Passing from these observations to the issues in contest, we shall first consider the decision in Holmes vs. Tenn. Coal, Iron & R. R. Co., 49 La. Ann. 1465, 22 So. 403. In that case, the employee, an old negro, owned a shovel with which he unloaded cars of coal for defendant company. Sometimes he was paid by the day; at others, for the car he unloaded. If he delayed in his work, additional labor was employed. He could quit as he pleased, and could be discharged at will. This laborer, says the Court, was under the authority of the defendant “who directed and ruled in all matters relating to work.”

Obviously under such a state of facts, the Court held that this old negro was a laborer or employee, and was not an independent contractor. The facts are so essentially different in that case from those in the case at bar that no comments are necessary to show the inapplicability of that decision to the issues herein presented.
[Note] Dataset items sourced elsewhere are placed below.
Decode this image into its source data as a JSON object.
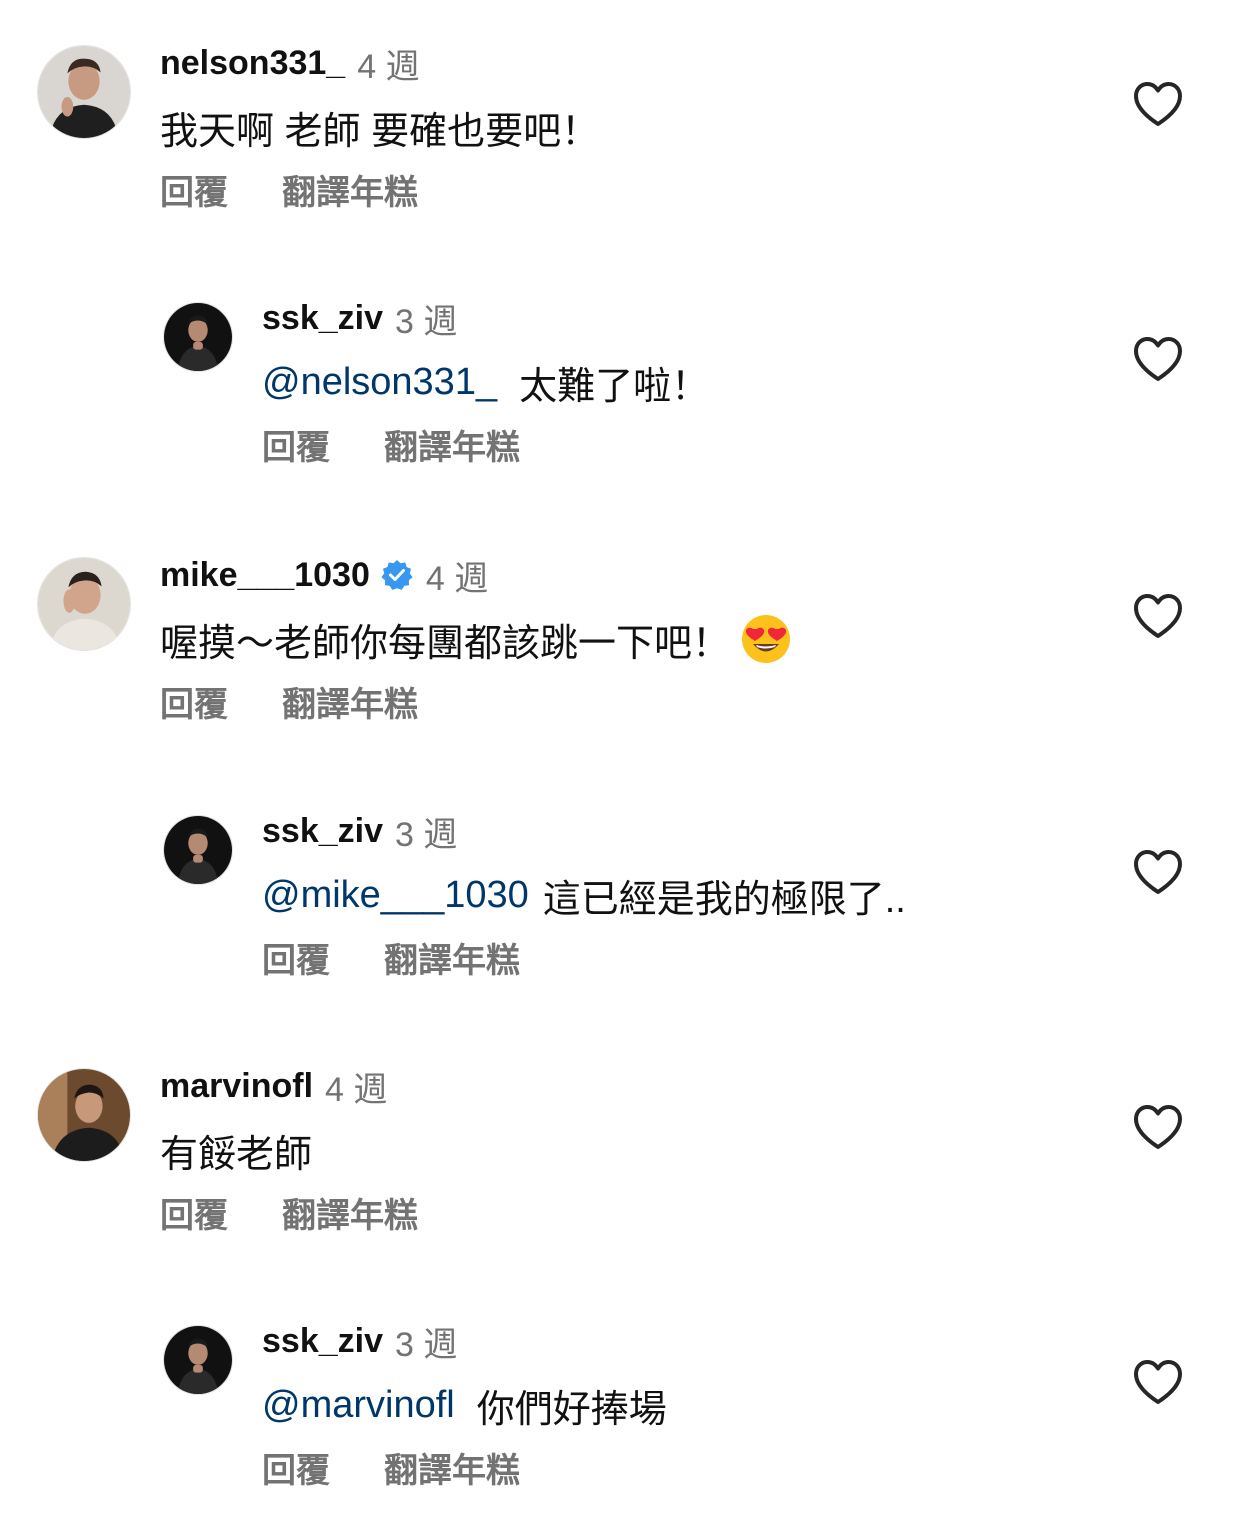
{
  "comments": [
    {
      "username": "nelson331_",
      "time": "4 週",
      "mention": "",
      "text": "我天啊 老師 要確也要吧！",
      "reply_label": "回覆",
      "translate_label": "翻譯年糕",
      "verified": false,
      "emoji": "",
      "avatar_icon": "profile-photo"
    },
    {
      "username": "ssk_ziv",
      "time": "3 週",
      "mention": "@nelson331_",
      "text": "太難了啦！",
      "reply_label": "回覆",
      "translate_label": "翻譯年糕",
      "verified": false,
      "emoji": "",
      "avatar_icon": "profile-photo"
    },
    {
      "username": "mike___1030",
      "time": "4 週",
      "mention": "",
      "text": "喔摸～老師你每團都該跳一下吧！",
      "reply_label": "回覆",
      "translate_label": "翻譯年糕",
      "verified": true,
      "emoji": "heart-eyes-emoji",
      "avatar_icon": "profile-photo"
    },
    {
      "username": "ssk_ziv",
      "time": "3 週",
      "mention": "@mike___1030",
      "text": "這已經是我的極限了..",
      "reply_label": "回覆",
      "translate_label": "翻譯年糕",
      "verified": false,
      "emoji": "",
      "avatar_icon": "profile-photo"
    },
    {
      "username": "marvinofl",
      "time": "4 週",
      "mention": "",
      "text": "有餒老師",
      "reply_label": "回覆",
      "translate_label": "翻譯年糕",
      "verified": false,
      "emoji": "",
      "avatar_icon": "profile-photo"
    },
    {
      "username": "ssk_ziv",
      "time": "3 週",
      "mention": "@marvinofl",
      "text": "你們好捧場",
      "reply_label": "回覆",
      "translate_label": "翻譯年糕",
      "verified": false,
      "emoji": "",
      "avatar_icon": "profile-photo"
    }
  ],
  "icons": {
    "like": "heart-outline-icon",
    "verified": "verified-badge-icon"
  },
  "colors": {
    "text": "#111111",
    "secondary": "#737373",
    "mention": "#00376b",
    "verified": "#3897f0",
    "background": "#ffffff"
  }
}
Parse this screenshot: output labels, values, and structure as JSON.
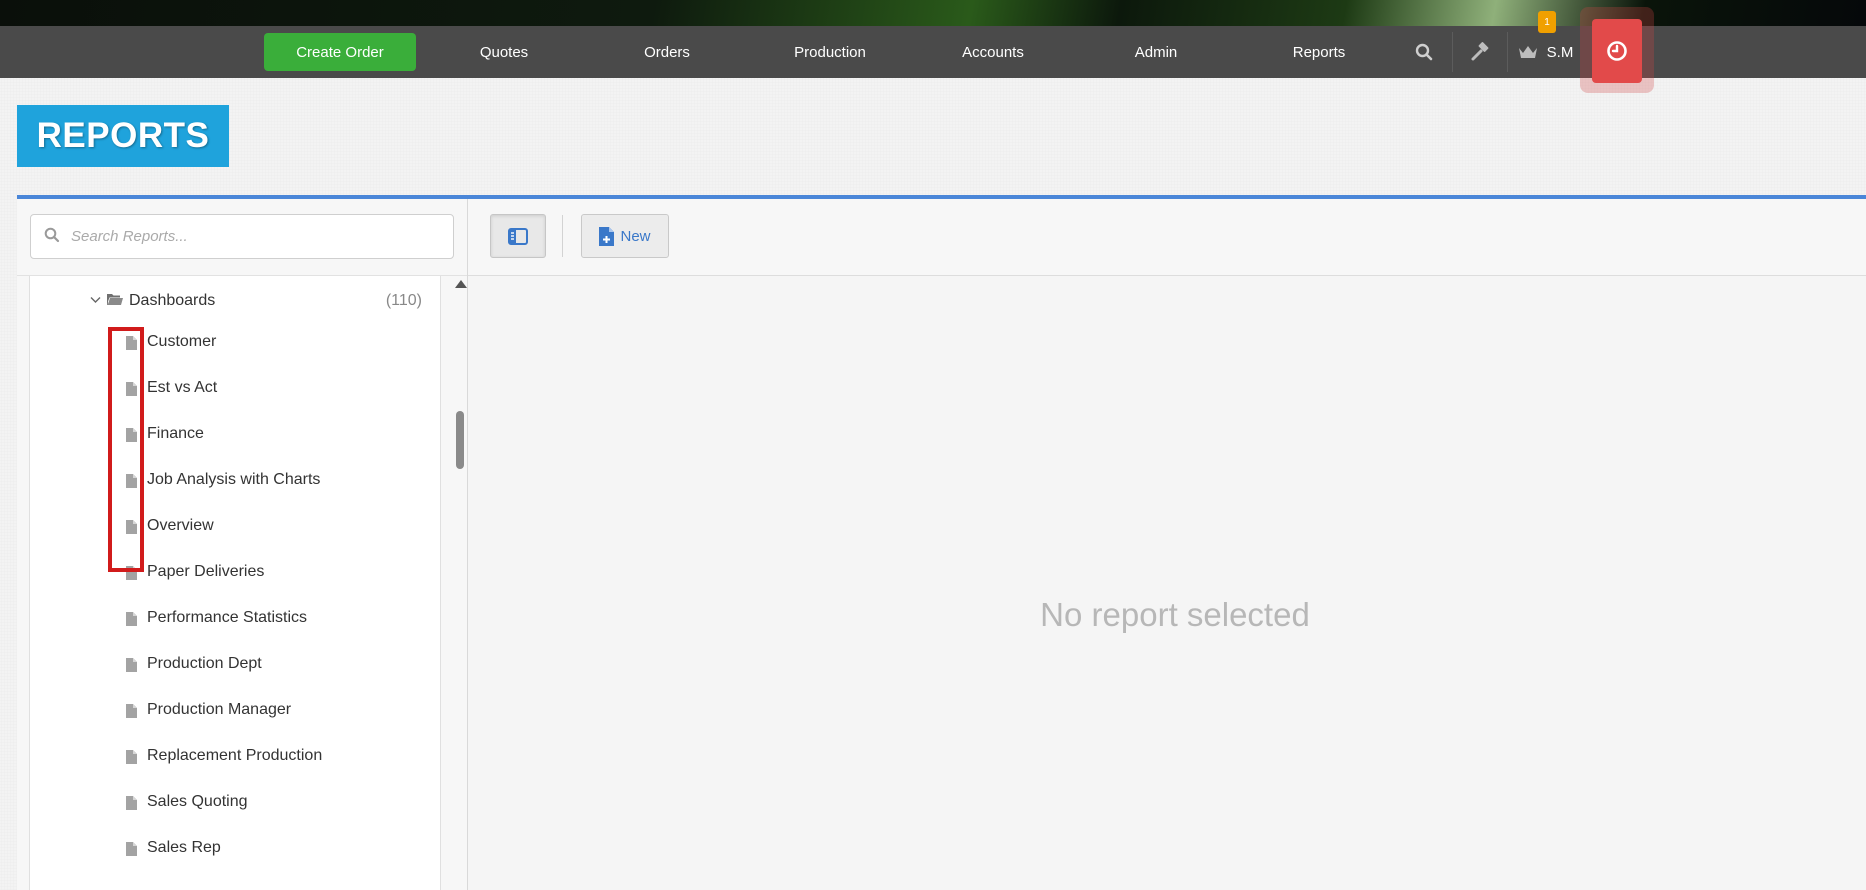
{
  "nav": {
    "create_order": "Create Order",
    "items": [
      "Quotes",
      "Orders",
      "Production",
      "Accounts",
      "Admin",
      "Reports"
    ],
    "user": "S.M",
    "notification_count": "1",
    "icons": {
      "search": "search-icon",
      "tools": "hammer-icon",
      "user": "crown-icon",
      "clock": "clock-icon"
    },
    "colors": {
      "create": "#3aae3a",
      "bar": "#4a4a4a",
      "clock": "#e24a4a",
      "badge": "#f0a000"
    }
  },
  "page": {
    "title": "REPORTS",
    "accent": "#1fa3dc"
  },
  "sidebar": {
    "search_placeholder": "Search Reports...",
    "folder": {
      "label": "Dashboards",
      "count": "(110)"
    },
    "items": [
      "Customer",
      "Est vs Act",
      "Finance",
      "Job Analysis with Charts",
      "Overview",
      "Paper Deliveries",
      "Performance Statistics",
      "Production Dept",
      "Production Manager",
      "Replacement Production",
      "Sales Quoting",
      "Sales Rep"
    ]
  },
  "toolbar": {
    "new_label": "New"
  },
  "main": {
    "empty_message": "No report selected"
  }
}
The case of Bell vs. Albert Hanson Lumber Company, 151 La. 824, 92 So. 350, was by an employee who was engaged in felling logs in a swamp for the supply of a sawmill. It is true this employee was not housed or boarded by the defendant company, and on account of the severity of the services required, could work on the days he pleased during the week; but, says the Court, he was a part of a logging outfit that had to operate with regularity; that the woods superintendent would see that the work was done right, and that the company had absolute control in the matter of allowing its employees to work and discontinuing their work.

Evidently, in that case, the plaintiff was a swamp laborer who earned his livelihood as one of a gang of men that formed a part of the system that was necessary for the operation of the mill. The complete, if not the absolute supervision that was retained over plaintiff in Bell vs. Albert Hanson Lbr. Co., 151 La. 824, 92 So. 350, for the direction of his services, as to the time he was to go to work or discontinue, and as to the manner of performance under the supervision of the woods superintendent, made it quite plain that he was a mere laborer or employee, and was not an independent contractor.
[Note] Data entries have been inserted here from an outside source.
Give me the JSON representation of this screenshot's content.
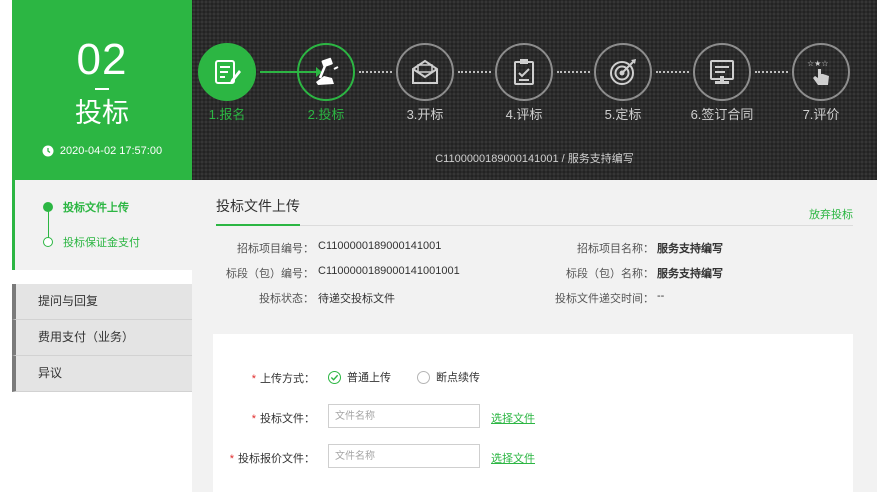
{
  "stage": {
    "number": "02",
    "name": "投标",
    "datetime": "2020-04-02 17:57:00"
  },
  "steps": [
    {
      "label": "1.报名",
      "status": "done",
      "icon": "signup-form-icon"
    },
    {
      "label": "2.投标",
      "status": "active",
      "icon": "bid-hammer-icon"
    },
    {
      "label": "3.开标",
      "status": "pending",
      "icon": "open-envelope-icon"
    },
    {
      "label": "4.评标",
      "status": "pending",
      "icon": "evaluate-clipboard-icon"
    },
    {
      "label": "5.定标",
      "status": "pending",
      "icon": "target-icon"
    },
    {
      "label": "6.签订合同",
      "status": "pending",
      "icon": "contract-sign-icon"
    },
    {
      "label": "7.评价",
      "status": "pending",
      "icon": "rating-stars-icon"
    }
  ],
  "project_path": "C1100000189000141001 / 服务支持编写",
  "sidebar": {
    "sub_items": [
      {
        "label": "投标文件上传",
        "active": true
      },
      {
        "label": "投标保证金支付",
        "active": false
      }
    ],
    "menu": [
      {
        "label": "提问与回复"
      },
      {
        "label": "费用支付（业务）"
      },
      {
        "label": "异议"
      }
    ]
  },
  "main": {
    "title": "投标文件上传",
    "abandon_label": "放弃投标",
    "info": {
      "project_no_label": "招标项目编号：",
      "project_no": "C1100000189000141001",
      "project_name_label": "招标项目名称：",
      "project_name": "服务支持编写",
      "section_no_label": "标段（包）编号：",
      "section_no": "C1100000189000141001001",
      "section_name_label": "标段（包）名称：",
      "section_name": "服务支持编写",
      "status_label": "投标状态：",
      "status": "待递交投标文件",
      "submit_time_label": "投标文件递交时间：",
      "submit_time": "--"
    },
    "form": {
      "required_mark": "*",
      "upload_mode_label": "上传方式：",
      "upload_mode_options": [
        "普通上传",
        "断点续传"
      ],
      "upload_mode_selected": "普通上传",
      "bid_file_label": "投标文件：",
      "bid_file_placeholder": "文件名称",
      "bid_file_choose": "选择文件",
      "quote_file_label": "投标报价文件：",
      "quote_file_placeholder": "文件名称",
      "quote_file_choose": "选择文件"
    }
  },
  "colors": {
    "accent": "#2cb643",
    "banner_bg": "#2b2b2b",
    "required": "#e02b2b"
  }
}
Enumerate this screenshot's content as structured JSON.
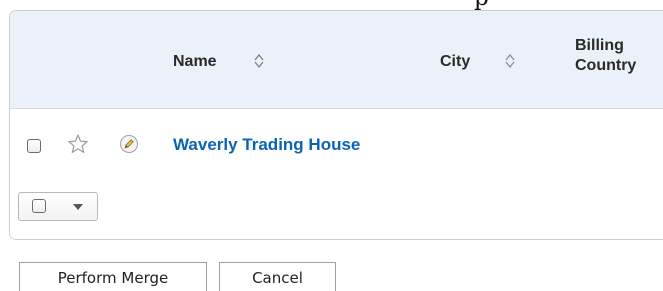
{
  "top_fragment": "p",
  "table": {
    "columns": [
      {
        "label": "Name",
        "sortable": true
      },
      {
        "label": "City",
        "sortable": true
      },
      {
        "label": "Billing Country",
        "sortable": false
      }
    ],
    "column_labels": {
      "name": "Name",
      "city": "City",
      "billing_line1": "Billing",
      "billing_line2": "Country"
    },
    "rows": [
      {
        "name": "Waverly Trading House",
        "city": "",
        "billing_country": ""
      }
    ]
  },
  "icons": {
    "sort": "sort-arrows-icon",
    "favorite": "star-icon",
    "edit": "pencil-icon",
    "dropdown": "caret-down-icon"
  },
  "colors": {
    "header_bg": "#eaf1f8",
    "link": "#0b63b6"
  },
  "buttons": {
    "merge": "Perform Merge",
    "cancel": "Cancel"
  }
}
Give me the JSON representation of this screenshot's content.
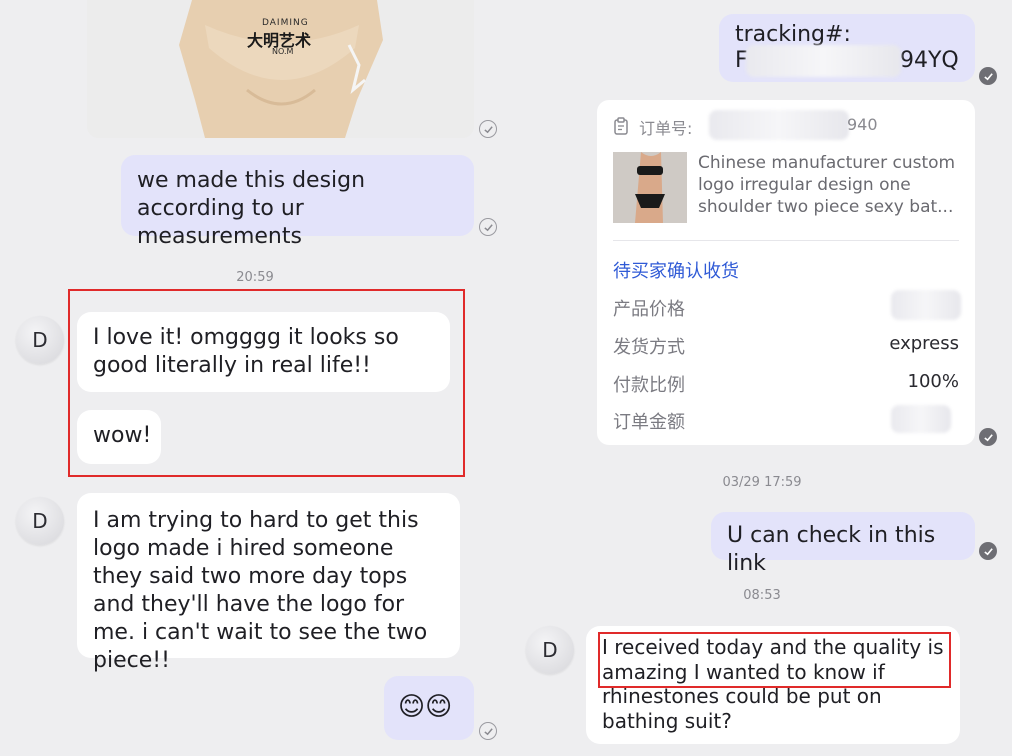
{
  "left": {
    "photo": {
      "logo_top": "DAIMING",
      "logo_main": "大明艺术",
      "logo_bottom": "NO.M"
    },
    "msg_design": "we made this design according to ur measurements",
    "time_1": "20:59",
    "avatar_letter": "D",
    "msg_love": "I love it! omgggg it looks so good literally in real life!!",
    "msg_wow": "wow!",
    "msg_trying": "I am trying to hard to get this logo made i hired someone they said two more day tops and they'll have the logo for me. i can't wait to see the two piece!!",
    "msg_emoji": "😊😊"
  },
  "right": {
    "tracking_label": "tracking#:",
    "tracking_prefix": "F",
    "tracking_suffix": "94YQ",
    "order": {
      "order_no_label": "订单号:",
      "order_no_suffix": "940",
      "product_title": "Chinese manufacturer custom logo irregular design one shoulder two piece sexy bat...",
      "status": "待买家确认收货",
      "rows": [
        {
          "label": "产品价格",
          "value": ""
        },
        {
          "label": "发货方式",
          "value": "express"
        },
        {
          "label": "付款比例",
          "value": "100%"
        },
        {
          "label": "订单金额",
          "value": ""
        }
      ]
    },
    "time_2": "03/29 17:59",
    "msg_link": "U can check in this link",
    "time_3": "08:53",
    "avatar_letter": "D",
    "msg_received": "I received today and the quality is amazing I wanted to know if rhinestones could be put on bathing suit?"
  },
  "colors": {
    "outgoing_bubble": "#e3e3fa",
    "incoming_bubble": "#ffffff",
    "background": "#eeeef0",
    "highlight_box": "#e02a2a",
    "status_link": "#2f5ad6"
  },
  "icons": [
    "read-check-icon",
    "order-clipboard-icon",
    "avatar"
  ]
}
There was no such control and superintendence retained by defendant company over the plaintiff in the instant case, which constitutes the usual 'test applied in cases of this character as was recognized by the Court in the Bell case. On the contrary, *178plaintiff herein, was altogether independent of control or supervision in regard to the time he was to begin his services, in what way he was to perform them, or as to the time he was to complete the job, or discontinue. The essential features, as appeared in the evidence, which clearly characterized plaintiff as a laborer or employee in the Bell case, are totally absent in the present suit, and which in our opinion show herein, as we originally held, that plaintiff was not an employee, but was an independent contractor.

Counsel refers us to Dick vs. Gravel Logging Co., 152 La. 999, 95 So. 99, where the Court said that the Employer’s Liability Act is humane in its purpose and its scope should be liberally construed, so as to in-elude all services that can reasonably be said to come within its provisions. In passing on this case we were not unmindful of the doctrine above referred to which has been repeatedly recognized by our Courts.
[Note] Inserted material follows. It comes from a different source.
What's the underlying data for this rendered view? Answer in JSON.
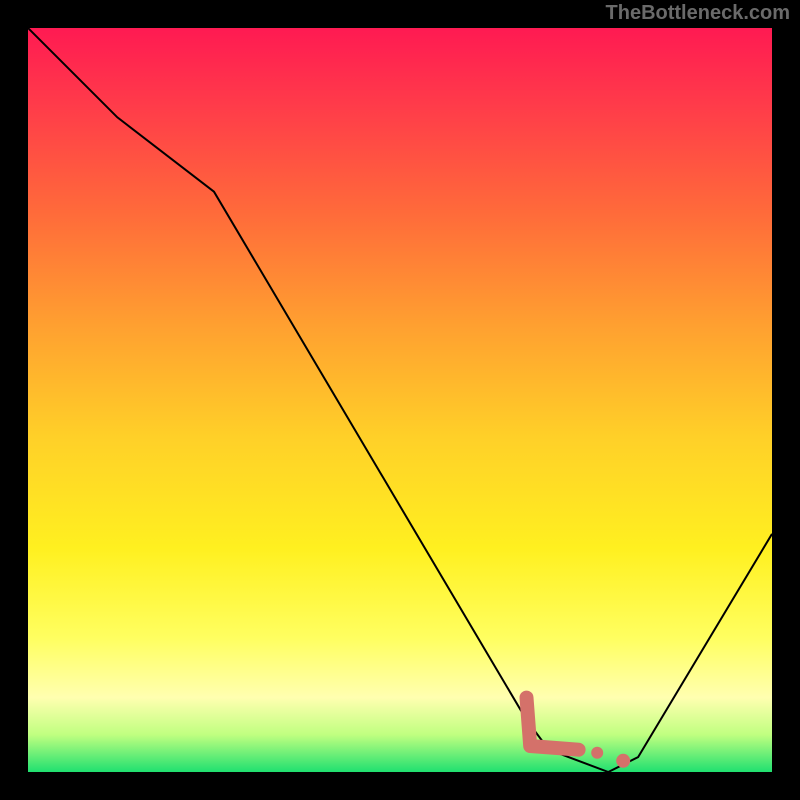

It must be admitted that contracts have certain legal characteristics which spring from the nature of the agreements. If the contract shows, as appears in this case, that the party employed is an independent contractor, it is impossible to change the nature of his agreement and to clas-' sify him as a laborer or employee. It is proper we admit, to rather enlarge than restrict the provisions of the Employer’s Liability Act, but we cannot believe that the courts are authorized to give it such a liberal construction as to bring the services of an independent contractor within the purview of that statute. Such a construction would carry the doctrine invoked beyond all statutory bounds or limitations. We cannot do that.

The rehearing, for the foregoing reasons, is refused.